从成本高企到毫秒级响应：Spring Cloud Alibaba集成YOLO重构无人零售终端系统

Java程序员威哥

572人浏览 · 2026-03-23 21:35:35

Java程序员威哥 · 2026-03-23 21:35:35 发布

上个月去楼下便利店买水，发现老板李哥正对着无人货架的后台骂娘。

“这破系统，高峰期识别一次要3秒，顾客付完钱半天不出单，刚才又有三个顾客拿了东西直接走了！还有这云服务器，每月5000多块，比我雇个营业员还贵！”

我凑过去看了一眼后台的架构图，乐了：终端设备是Android的，识别逻辑全在云端的Python Flask服务里，用HTTP RPC调用，高峰期Flask服务直接被打满，超时重试一堆，不卡才怪。

“李哥，这系统我帮你重构了吧，换成Java微服务，YOLO直接在Java端跑，保证识别一次200ms以内，服务器成本降到每月1500。”

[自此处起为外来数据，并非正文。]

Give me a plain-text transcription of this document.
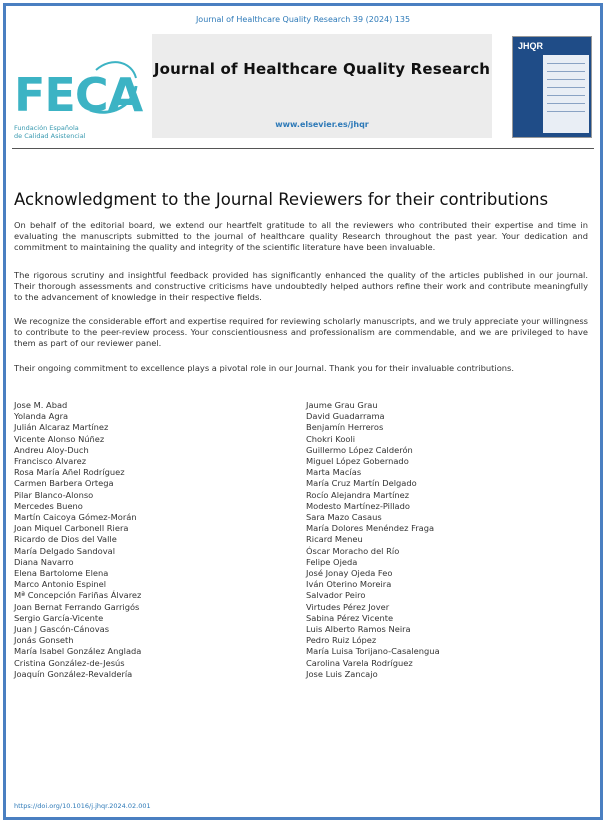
Journal of Healthcare Quality Research 39 (2024) 135
FECA
Fundación Española
de Calidad Asistencial
Journal of Healthcare Quality Research
www.elsevier.es/jhqr
JHQR
Acknowledgment to the Journal Reviewers for their contributions

On behalf of the editorial board, we extend our heartfelt gratitude to all the reviewers who contributed their expertise and time in evaluating the manuscripts submitted to the journal of healthcare quality Research throughout the past year. Your dedication and commitment to maintaining the quality and integrity of the scientific literature have been invaluable.

The rigorous scrutiny and insightful feedback provided has significantly enhanced the quality of the articles published in our journal. Their thorough assessments and constructive criticisms have undoubtedly helped authors refine their work and contribute meaningfully to the advancement of knowledge in their respective fields.

We recognize the considerable effort and expertise required for reviewing scholarly manuscripts, and we truly appreciate your willingness to contribute to the peer-review process. Your conscientiousness and professionalism are commendable, and we are privileged to have them as part of our reviewer panel.

Their ongoing commitment to excellence plays a pivotal role in our Journal. Thank you for their invaluable contributions.

Jose M. Abad
Yolanda Agra
Julián Alcaraz Martínez
Vicente Alonso Núñez
Andreu Aloy-Duch
Francisco Alvarez
Rosa María Añel Rodríguez
Carmen Barbera Ortega
Pilar Blanco-Alonso
Mercedes Bueno
Martín Caicoya Gómez-Morán
Joan Miquel Carbonell Riera
Ricardo de Dios del Valle
María Delgado Sandoval
Diana Navarro
Elena Bartolome Elena
Marco Antonio Espinel
Mª Concepción Fariñas Álvarez
Joan Bernat Ferrando Garrigós
Sergio García-Vicente
Juan J Gascón-Cánovas
Jonás Gonseth
María Isabel González Anglada
Cristina González-de-Jesús
Joaquín González-Revaldería
Jaume Grau Grau
David Guadarrama
Benjamín Herreros
Chokri Kooli
Guillermo López Calderón
Miguel López Gobernado
Marta Macías
María Cruz Martín Delgado
Rocío Alejandra Martínez
Modesto Martínez-Pillado
Sara Mazo Casaus
María Dolores Menéndez Fraga
Ricard Meneu
Óscar Moracho del Río
Felipe Ojeda
José Jonay Ojeda Feo
Iván Oterino Moreira
Salvador Peiro
Virtudes Pérez Jover
Sabina Pérez Vicente
Luis Alberto Ramos Neira
Pedro Ruiz López
María Luisa Torijano-Casalengua
Carolina Varela Rodríguez
Jose Luis Zancajo
https://doi.org/10.1016/j.jhqr.2024.02.001
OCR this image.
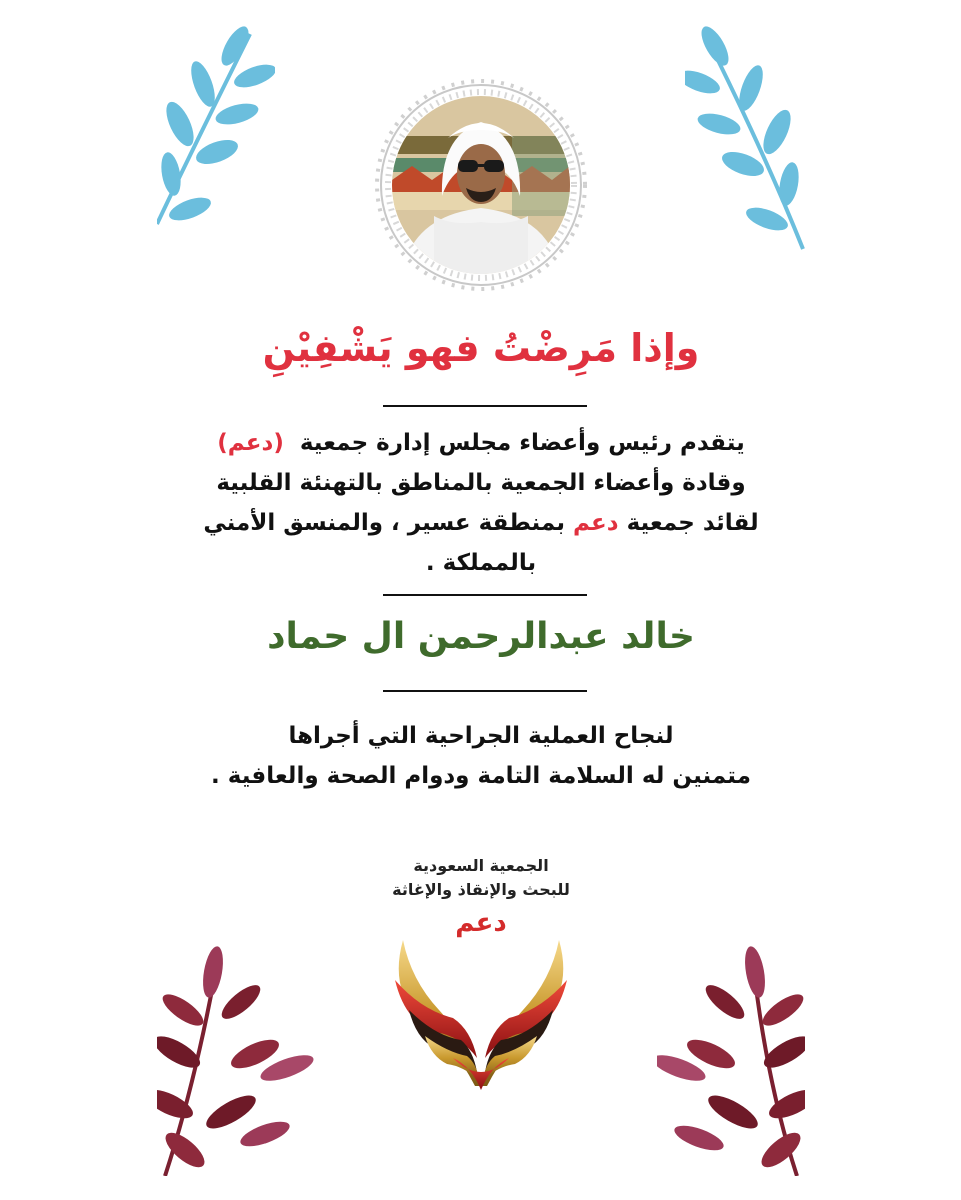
وإذا مَرِضْتُ فهو يَشْفِيْنِ
يتقدم رئيس وأعضاء مجلس إدارة جمعية  (دعم)
وقادة وأعضاء الجمعية بالمناطق بالتهنئة القلبية
لقائد جمعية دعم بمنطقة عسير ، والمنسق الأمني
بالمملكة .
خالد عبدالرحمن ال حماد
لنجاح العملية الجراحية التي أجراها
متمنين له السلامة التامة ودوام الصحة والعافية .
الجمعية السعودية
للبحث والإنقاذ والإغاثة
دعم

李哥半信半疑：“真的假的？别又给我整出一堆新问题。”

两周后，重构后的系统上线，20台无人货架同时跑，识别平均响应时间180ms，高峰期零超时，云服务器从4核8G降到2核4G，每月成本1200。李哥特意给我送了一条烟。

今天就把这套无人零售终端系统的重构过程，从架构设计、核心代码实现到踩坑实录，全部分享出来，所有代码都是线上跑过的稳定版本。

一、旧系统的三大死穴，逼得我们必须重构

旧系统是典型的“小作坊”架构，Android终端拍商品图，通过HTTP传给云端的Python Flask服务，Flask调YOLOv5识别，识别完返回商品ID，终端再调订单服务下单。这套架构在3台货架的时候还能凑合用，一扩到20台，直接崩了。

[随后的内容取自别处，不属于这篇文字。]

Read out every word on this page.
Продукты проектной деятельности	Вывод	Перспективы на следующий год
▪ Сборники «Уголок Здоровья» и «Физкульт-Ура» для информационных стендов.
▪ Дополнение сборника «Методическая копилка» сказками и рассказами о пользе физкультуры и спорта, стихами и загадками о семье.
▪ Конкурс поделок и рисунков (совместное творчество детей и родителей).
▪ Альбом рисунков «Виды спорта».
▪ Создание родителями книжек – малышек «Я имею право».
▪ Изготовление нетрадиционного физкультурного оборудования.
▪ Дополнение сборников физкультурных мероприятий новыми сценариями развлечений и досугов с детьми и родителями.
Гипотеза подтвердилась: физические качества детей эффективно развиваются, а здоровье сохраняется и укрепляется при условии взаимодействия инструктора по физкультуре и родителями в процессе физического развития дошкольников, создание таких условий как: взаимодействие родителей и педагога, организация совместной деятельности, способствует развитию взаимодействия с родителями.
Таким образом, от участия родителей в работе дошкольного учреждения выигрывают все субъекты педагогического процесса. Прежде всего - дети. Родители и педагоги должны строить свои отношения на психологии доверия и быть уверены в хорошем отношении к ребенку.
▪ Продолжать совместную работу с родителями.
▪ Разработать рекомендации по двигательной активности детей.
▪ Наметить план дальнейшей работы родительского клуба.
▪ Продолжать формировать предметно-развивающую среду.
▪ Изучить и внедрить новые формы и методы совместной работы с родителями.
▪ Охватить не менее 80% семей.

第一个死穴是响应慢。HTTP RPC调用一来一回就有网络延迟，Python的GIL锁又导致Flask服务并发上不去，20台货架同时发请求，Flask服务的队列直接排到100多，识别一次平均3秒，高峰期5秒都出不来结果，顾客等不及直接走了，李哥每天都要盘亏好几百。

第二个死穴是成本高。为了扛住20台货架的并发，云服务器租了4核8G的，每月5200，加上Python推理服务的GPU实例，每月总成本快7000，李哥说这比雇两个全职营业员还贵，再这样下去无人货架要变成“有人货架”了。

第三个死穴是稳定性差。Flask服务是单体的，一重启所有货架都用不了；Python环境依赖又多，上次服务器重启，运维老王配了三天环境才把服务跑起来；而且没有限流熔断，高峰期一有恶意请求，服务直接被打垮。

二、新架构：Spring Cloud Alibaba + Java YOLO，解耦、省钱、快

重构的核心思路就是解耦、降本、提效，用Spring Cloud Alibaba的微服务架构把各个模块拆分开，YOLO检测服务独立出来用Java ONNX Runtime跑，不用GPU，CPU就能扛住，RocketMQ做消息队列解耦终端和检测服务，Nacos做服务发现，Sentinel做限流熔断。

新架构的核心模块：

终端接入层：Spring Cloud Gateway，负责终端设备的鉴权、路由、限流，把终端的请求转发到各个微服务。
商品管理服务：负责商品信息的增删改查，商品ID和名称的映射，用Nacos做配置中心，动态更新商品列表。
YOLO检测服务：核心计算服务，独立部署，用Java ONNX Runtime跑YOLOv11n，消费RocketMQ里的图片消息，识别完把商品ID发回消息队列，支持横向扩展，货架多了就加实例。
订单服务：消费检测结果消息，生成订单，对接支付系统，用Seata做分布式事务，保证订单和库存的一致性。
Nacos：服务发现和配置中心，所有微服务注册到Nacos，动态上下线，商品列表、检测阈值这些配置都放在Nacos，不用重启服务就能更新。
RocketMQ：消息队列，解耦终端和检测服务，削峰填谷，高峰期图片消息先存到队列，检测服务慢慢消费，避免打垮服务。
Sentinel：限流熔断，给Gateway和每个微服务都配限流规则，高峰期超过阈值直接拒绝，保护后端服务。

三、核心模块生产级落地实现

3.1 YOLO检测服务：单例模式 + 资源释放，避免内存泄漏

YOLO检测服务是整个系统的核心，这里最容易出的问题就是内存泄漏，之前踩过坑，ONNX的资源不释放，服务跑一天内存就从1G涨到4G。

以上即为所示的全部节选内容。